Solithromycin is licensed to company’s strategic commercial partner Toyama Chemical, a subsidiary of Fujifilm Holdings, for certain exclusive rights in Japan. Solithromycin is also in a Phase 3 clinical trial for uncomplicated urogenital urethritis caused by Neisseria gonorrhoeae or chlamydia.
The company recently released very positive results for a Phase 2, multi-center, randomized, double-blind study that was conducted by Toyama to evaluate the efficacy, safety and pharmacokinetics of solithromycin in Japanese patients. The Stifel analysts view the release of oral solithromycin data demonstrating numerically superior efficacy to levofloxacin in the Phase 2 study conducted by Toyama as a very positive result.

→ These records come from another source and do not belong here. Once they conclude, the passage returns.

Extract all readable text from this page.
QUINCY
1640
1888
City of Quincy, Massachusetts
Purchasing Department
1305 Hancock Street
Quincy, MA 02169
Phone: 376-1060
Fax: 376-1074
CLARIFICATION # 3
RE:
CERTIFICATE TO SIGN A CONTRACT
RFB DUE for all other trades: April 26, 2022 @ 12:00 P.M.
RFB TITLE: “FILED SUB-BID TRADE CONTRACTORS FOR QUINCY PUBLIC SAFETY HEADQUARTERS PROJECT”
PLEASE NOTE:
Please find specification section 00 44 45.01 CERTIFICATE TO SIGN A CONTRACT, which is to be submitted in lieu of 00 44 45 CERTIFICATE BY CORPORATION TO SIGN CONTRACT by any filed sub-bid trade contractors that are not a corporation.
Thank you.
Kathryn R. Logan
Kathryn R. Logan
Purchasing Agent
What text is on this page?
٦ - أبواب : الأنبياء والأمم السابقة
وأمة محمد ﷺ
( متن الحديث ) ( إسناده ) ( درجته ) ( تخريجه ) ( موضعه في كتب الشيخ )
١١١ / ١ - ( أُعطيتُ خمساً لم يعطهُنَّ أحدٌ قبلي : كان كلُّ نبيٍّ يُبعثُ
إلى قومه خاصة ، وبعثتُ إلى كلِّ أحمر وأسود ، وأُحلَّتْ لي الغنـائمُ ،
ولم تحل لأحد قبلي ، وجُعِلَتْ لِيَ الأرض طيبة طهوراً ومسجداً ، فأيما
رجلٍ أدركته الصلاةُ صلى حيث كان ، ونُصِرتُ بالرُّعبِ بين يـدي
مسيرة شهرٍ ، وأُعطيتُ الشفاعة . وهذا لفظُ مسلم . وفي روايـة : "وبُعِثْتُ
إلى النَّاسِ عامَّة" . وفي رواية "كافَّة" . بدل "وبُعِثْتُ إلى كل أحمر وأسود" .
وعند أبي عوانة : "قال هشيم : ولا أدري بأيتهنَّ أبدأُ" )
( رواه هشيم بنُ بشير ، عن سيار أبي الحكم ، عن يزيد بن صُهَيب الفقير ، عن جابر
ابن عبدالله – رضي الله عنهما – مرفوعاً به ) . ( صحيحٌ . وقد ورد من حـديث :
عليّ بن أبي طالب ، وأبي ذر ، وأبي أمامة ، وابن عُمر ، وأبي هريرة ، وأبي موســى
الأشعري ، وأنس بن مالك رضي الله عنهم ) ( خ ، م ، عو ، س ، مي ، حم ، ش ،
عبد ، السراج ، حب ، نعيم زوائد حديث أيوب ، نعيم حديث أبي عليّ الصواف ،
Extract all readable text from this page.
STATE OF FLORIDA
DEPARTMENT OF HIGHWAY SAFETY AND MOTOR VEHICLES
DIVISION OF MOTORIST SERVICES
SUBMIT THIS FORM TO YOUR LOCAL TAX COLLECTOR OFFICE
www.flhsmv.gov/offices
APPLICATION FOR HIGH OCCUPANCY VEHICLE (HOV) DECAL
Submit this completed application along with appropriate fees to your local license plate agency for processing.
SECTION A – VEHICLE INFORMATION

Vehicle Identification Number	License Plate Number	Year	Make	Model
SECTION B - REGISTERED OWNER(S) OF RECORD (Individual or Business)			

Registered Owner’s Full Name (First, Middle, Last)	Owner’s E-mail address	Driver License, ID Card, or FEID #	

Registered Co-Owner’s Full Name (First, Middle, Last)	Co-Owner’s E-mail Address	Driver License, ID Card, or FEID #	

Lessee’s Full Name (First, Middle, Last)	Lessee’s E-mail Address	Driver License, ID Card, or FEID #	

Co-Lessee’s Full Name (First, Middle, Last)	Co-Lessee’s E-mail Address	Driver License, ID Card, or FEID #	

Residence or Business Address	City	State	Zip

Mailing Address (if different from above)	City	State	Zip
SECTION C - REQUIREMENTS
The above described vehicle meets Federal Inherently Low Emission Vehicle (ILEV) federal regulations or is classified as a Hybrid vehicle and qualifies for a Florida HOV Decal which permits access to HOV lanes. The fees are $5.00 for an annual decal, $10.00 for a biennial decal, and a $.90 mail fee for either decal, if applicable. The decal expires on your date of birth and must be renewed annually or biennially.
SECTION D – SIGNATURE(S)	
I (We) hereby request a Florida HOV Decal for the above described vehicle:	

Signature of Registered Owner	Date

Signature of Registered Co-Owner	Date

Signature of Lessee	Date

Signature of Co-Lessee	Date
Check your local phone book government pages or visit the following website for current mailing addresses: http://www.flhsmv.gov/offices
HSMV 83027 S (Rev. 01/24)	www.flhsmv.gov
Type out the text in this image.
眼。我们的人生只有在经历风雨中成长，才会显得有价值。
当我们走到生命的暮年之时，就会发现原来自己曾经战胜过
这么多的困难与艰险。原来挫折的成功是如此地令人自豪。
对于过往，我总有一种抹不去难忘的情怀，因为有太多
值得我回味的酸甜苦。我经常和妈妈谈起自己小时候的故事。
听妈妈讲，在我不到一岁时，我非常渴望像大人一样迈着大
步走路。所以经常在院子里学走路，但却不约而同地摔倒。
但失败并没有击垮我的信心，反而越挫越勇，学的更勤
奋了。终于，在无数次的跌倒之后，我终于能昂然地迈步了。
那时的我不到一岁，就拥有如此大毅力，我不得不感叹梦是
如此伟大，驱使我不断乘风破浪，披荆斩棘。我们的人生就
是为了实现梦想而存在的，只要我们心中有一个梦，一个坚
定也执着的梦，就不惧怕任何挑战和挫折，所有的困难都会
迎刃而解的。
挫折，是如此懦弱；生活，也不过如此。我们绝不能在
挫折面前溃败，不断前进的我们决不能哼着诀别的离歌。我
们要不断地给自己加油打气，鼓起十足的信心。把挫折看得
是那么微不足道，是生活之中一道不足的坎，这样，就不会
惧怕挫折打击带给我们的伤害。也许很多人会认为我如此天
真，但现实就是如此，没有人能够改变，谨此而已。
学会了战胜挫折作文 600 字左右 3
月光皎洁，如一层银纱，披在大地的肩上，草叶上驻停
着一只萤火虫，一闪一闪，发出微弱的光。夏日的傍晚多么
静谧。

The Stifel price target for the stock is an incredible $51. The Thomson/First Call consensus price target is $38.91, and the stock closed most recently at $17.89 per share.
Relypsa
This biopharmaceutical company also has been hammered but has big upside potential, according to the Stifel analyst. Relypsa Inc. (NASDAQ: RLYP) is focused on the discovery, development and commercialization of polymeric medicines for patients with conditions that are often overlooked and undertreated and can be addressed in the gastrointestinal tract.
The company’s first medicine, Veltassa (patiromer) for oral suspension, was developed based on Relypsa’s rich legacy in polymer science. Veltassa is approved in the United States for the treatment of hyperkalemia. Veltassa has intellectual property protection until 2030 in the United States and 2029 in the European Union.
In a huge win for the company, and a big surprise for many, AstraZeneca’s competing drug to Veltassa, ZS-9, which many thought would gain approval but have a severe black box warning, was not approved by the U.S. Food and Drug Administration (FDA). This incredible and unexpected setback is fantastic news for Relypsa. With AstraZeneca out of the game for now, Relypsa has the commercial market, with estimated peak sales forecasts of about $1 billion, all to itself.
Relypsa also announced this week that the company has submitted a supplemental New Drug Application (sNDA) to the FDA requesting label changes for Veltassa for oral suspension based on results of 12 Phase 1 drug-drug interaction studies in healthy volunteers.
Stifel has a huge $36 price target for the stock, while the consensus price objective is $31.33. The stock closed Thursday at $16.60 but opened Friday at $20.63, up more than 20%.
Two big opportunities for aggressive investors. There are also substantial risks should the outcomes not play out favorably. With that in mind, some smaller speculative positions could be the right play for aggressive risk tolerant accounts.